M6A methylase WTAP participates in renal ischemia-reperfusion injury by regulating FOXO1 expression

Abstract

To investigate the expression of WTAP, a m6A methylase, in a mouse model of renal ischemia-reperfusion (I/R) injury and the effect of WTAP knockdown on biological behavior of renal tubular epithelial cells exposed to I/R injury. Sixteen C57BL/6 mice with renal I/R injury or sham operation (n=8) were examined for blood urea nitrogen (BUN) and creatinine (Scr) levels to assess renal function, and renal pathologies were observed with HE staining. The expressions of WTAP and FOXO1 proteins in the kidneys of the mice were detected using immunohistochemistry.
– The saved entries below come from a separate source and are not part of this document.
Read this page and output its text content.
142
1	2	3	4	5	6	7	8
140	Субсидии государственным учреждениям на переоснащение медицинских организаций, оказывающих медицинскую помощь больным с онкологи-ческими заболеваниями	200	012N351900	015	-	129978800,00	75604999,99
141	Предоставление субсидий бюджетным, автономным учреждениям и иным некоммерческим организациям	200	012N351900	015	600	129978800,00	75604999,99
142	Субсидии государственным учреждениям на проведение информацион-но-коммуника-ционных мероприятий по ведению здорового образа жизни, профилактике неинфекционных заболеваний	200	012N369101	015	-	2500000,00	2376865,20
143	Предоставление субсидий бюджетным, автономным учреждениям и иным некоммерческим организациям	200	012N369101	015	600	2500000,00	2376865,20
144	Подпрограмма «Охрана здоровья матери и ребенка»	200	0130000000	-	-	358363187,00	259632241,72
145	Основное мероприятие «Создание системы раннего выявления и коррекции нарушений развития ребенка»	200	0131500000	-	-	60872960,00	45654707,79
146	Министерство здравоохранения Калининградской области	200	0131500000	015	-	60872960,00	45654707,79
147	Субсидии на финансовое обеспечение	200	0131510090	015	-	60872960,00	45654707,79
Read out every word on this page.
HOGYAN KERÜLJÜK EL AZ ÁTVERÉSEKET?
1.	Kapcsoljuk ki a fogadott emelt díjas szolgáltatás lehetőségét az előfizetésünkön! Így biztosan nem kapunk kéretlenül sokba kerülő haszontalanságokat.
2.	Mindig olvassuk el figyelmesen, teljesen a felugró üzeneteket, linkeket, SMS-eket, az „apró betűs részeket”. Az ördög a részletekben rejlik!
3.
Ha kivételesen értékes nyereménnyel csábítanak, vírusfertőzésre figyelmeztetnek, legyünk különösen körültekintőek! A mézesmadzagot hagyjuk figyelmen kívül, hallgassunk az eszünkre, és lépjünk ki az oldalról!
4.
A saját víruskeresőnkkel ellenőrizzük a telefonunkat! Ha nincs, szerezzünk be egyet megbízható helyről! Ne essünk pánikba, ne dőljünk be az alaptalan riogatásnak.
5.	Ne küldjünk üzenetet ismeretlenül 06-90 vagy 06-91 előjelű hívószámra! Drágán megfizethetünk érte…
Human renal tubular epithelial cells (HK-2) were transfected with si-WTAP or si-NC followed by hypoxia-reoxygenation (H/R) exposure, Protein and mRNA expression were assessed by Western blot and qRT-PCR, and changes and changes in cell viability and apoptosis were assessed using CCK8 assay and TUNEL staining, respectively; LDH release level and caspase-3 activity of the cells were measured using commercial assay kits. FOXO1 m6A modification sites were predicted using SRAMP website (http://www.cuilab.cn/sramp/), and the interaction between WTAP and FOXO1 mRNA was analyzed with RIP experiment; the level of FOXO1 modified by m6A was detected by MeRIP-qPCR. Compared with sham-operated mice, the mice with renal I/R injury showed significantly increased Scr and BUN levels (P < 0.001) and renal expressions of WTAP mRNA and protein (P < 0.001). In cultured HK-2 cells, H/R exposure significantly decreased the cell viability (P < 0.001) and increased cellular LDH release (P < 0.001) and expressions of WTAP mRNA and protein (P < 0.001). WTAP knockdown obviously reduced the cell damage induced by I/R injury and significantly decreased the mRNA and protein levels of FOXO1 in the cells (P < 0.001). RIP experiment confirmed WTAP binding to FOXO1 mRNA, and inhibition of WTAP expression significantly reduced FOXO1 m6A level in HK-2 cells (P < 0.001). WTAP expression is up-regulated in the kidneys of mice with renal I/R injury and in HK-2 cells with H/R exposure. Inhibition of WTAP alleviates H/R-induced apoptotic damage in HK-2 cells possibly by inhibiting FOXO1 expression.